JAZZ: Gwen Ansell
Forget screams, moans and squishing noises. The sexiest sound in the world is a big fat horn line playing jazz. Irakere, or “The Forest”, last week’s jazz guests for Arts Alive, feature four horns. On saxes, Cesar Lopez provides the intellectual acrobatics and an ironic take on the more florid ballad numbers while Alfres Thomson’s warm tenor adds guts and heart. On first trumpet, Mario Hernandez effortlessly has the highs without ever sacrificing roundness and warmth. He’s a wonderfully old-fashioned player — old-fashioned as in Clifford Brown. His dreadlocked partner, Basillo Marquez offers a sharper, dizzier approach.
But there’s also leader Chucho Valdez’s scholarly, swing piano and arrangements, Mayra Valdez’s inspired scatting and soulful shouts, a drum team that leaps between the Yoruba forests and Birdland — so many riches, crammed into one band.
The programme mixed Afro-Cuban rhythms and structures (rhumba, bolera, salsa) with jazz standards; these latter often taken at breakneck unison speed in idiosyncratic mixes — like the medley which combined a brief excursion to Georgia with I’ll Remember April. By the end of the evening, the whole audience was sweatily invoking Oludun, critical faculty totally suspended.
And after the high subsides, what can we learn from Irakere — particularly in the context of an evening which began with a sloppy and lustreless set from Mike Makhalemehele? Strong rhythm work, Bush Sestlolo’s distinctive keyboard style (given full rein for once, on a great instrument), and Bheki Khoza’s astute, intricate driving guitar solos all won hearts, as did the charm of Makhalamele’s own compositions. But the set began ten minutes late, the opener, Moraledi, was disjointed and uneven — and it is no longer charming (if it ever was) to confess that you only met the piano-player yesterday and don’t know his name. It simply makes us all wonder how much preparation you put in to what we are paying for.
However, let’s look again at Irakere. They come from Cuba where music education is freely available for the talented; where it is a source of pride to be a musician, and where the cherishing of cultural roots is a national mission. Here, we force talented musicians to run around cap-in-hand to raise cash for their own music schools; “musician” is often uttered with a disparaging curl of the lip, and a prominent jazz critic can dismiss our South African variant of the genre as “tribal pop” — and get away with it. Add to that the grotesque resource inequalities inherited from apartheid and you begin to understand why South African musicians don’t always deliver on their promise.

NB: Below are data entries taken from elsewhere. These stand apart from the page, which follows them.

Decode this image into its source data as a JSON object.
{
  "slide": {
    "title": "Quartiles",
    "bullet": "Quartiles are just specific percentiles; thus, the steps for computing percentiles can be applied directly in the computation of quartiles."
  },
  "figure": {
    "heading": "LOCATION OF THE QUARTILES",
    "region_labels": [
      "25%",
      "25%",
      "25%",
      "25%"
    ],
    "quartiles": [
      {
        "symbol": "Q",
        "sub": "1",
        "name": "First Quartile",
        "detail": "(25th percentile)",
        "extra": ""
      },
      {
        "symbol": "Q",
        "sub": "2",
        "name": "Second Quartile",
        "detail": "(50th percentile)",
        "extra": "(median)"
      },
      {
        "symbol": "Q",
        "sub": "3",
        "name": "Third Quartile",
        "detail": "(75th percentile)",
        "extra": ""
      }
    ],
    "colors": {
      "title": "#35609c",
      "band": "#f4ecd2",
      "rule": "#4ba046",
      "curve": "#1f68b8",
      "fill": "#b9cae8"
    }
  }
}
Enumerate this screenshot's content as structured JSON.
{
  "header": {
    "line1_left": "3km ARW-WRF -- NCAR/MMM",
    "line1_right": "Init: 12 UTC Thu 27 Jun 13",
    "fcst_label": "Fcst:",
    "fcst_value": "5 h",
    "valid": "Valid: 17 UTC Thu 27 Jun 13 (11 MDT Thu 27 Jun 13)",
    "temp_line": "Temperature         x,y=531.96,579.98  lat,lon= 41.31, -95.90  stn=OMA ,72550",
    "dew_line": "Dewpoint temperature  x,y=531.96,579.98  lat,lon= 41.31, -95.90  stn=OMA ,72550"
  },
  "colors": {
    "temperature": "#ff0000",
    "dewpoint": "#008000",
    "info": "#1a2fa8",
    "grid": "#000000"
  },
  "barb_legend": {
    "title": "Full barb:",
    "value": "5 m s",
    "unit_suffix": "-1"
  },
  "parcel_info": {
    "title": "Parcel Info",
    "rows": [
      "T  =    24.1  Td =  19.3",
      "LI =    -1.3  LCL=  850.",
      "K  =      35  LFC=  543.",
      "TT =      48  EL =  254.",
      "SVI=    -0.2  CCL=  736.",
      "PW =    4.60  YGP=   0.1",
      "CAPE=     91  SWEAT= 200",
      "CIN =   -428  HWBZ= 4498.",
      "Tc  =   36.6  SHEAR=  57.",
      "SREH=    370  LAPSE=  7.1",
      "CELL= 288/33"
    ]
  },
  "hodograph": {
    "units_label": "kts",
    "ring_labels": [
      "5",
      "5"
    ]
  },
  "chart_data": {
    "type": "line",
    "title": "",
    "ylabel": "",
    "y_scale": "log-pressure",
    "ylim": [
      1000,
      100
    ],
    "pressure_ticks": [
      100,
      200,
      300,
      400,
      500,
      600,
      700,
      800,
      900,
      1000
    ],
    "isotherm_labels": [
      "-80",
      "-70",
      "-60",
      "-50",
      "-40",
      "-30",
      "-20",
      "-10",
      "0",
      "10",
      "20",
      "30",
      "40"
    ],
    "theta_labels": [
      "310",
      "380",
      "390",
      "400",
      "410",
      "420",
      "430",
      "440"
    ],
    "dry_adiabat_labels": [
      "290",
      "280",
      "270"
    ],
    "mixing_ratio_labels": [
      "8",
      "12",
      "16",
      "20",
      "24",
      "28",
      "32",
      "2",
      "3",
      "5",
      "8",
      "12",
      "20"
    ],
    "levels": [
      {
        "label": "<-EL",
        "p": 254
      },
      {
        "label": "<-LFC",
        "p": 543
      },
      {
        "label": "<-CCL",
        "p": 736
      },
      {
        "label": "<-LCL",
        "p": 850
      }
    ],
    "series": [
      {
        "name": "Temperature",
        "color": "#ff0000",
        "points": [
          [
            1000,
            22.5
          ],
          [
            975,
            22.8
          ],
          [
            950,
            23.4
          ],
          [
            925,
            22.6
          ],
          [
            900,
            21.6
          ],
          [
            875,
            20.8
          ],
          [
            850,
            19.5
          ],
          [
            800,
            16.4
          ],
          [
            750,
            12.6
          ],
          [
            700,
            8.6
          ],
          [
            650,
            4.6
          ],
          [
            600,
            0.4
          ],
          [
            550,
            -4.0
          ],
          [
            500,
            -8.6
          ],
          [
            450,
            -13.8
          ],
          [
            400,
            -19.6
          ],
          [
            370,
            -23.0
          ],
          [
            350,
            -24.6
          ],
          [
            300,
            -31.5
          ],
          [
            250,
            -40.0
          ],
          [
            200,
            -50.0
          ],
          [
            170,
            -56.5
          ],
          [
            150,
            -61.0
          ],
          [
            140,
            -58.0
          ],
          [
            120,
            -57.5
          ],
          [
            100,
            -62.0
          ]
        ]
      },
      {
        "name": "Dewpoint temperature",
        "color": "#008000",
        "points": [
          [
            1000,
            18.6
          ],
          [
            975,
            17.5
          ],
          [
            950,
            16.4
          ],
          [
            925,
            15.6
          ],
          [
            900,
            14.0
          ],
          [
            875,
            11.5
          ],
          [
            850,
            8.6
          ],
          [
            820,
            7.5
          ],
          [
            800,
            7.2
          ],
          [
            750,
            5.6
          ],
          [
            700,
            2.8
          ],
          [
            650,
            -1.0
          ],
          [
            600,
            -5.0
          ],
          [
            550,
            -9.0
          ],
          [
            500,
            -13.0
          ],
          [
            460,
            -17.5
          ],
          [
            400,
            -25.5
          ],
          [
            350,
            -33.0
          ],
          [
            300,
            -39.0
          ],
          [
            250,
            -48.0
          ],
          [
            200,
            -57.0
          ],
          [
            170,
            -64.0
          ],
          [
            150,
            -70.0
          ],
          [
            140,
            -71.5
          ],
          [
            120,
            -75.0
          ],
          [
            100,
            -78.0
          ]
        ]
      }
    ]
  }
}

Irakere are nothing phenomenal. They are simply a great, jazz-rooted dance band; enormously talented, tight and hardworking — and out of a cultural context which has made it positive for them to hang together for nearly a quarter of a century to get that way. The fuzzy equivocations of our latest culture White Papers suggest we’ve a way to go before we reach that point.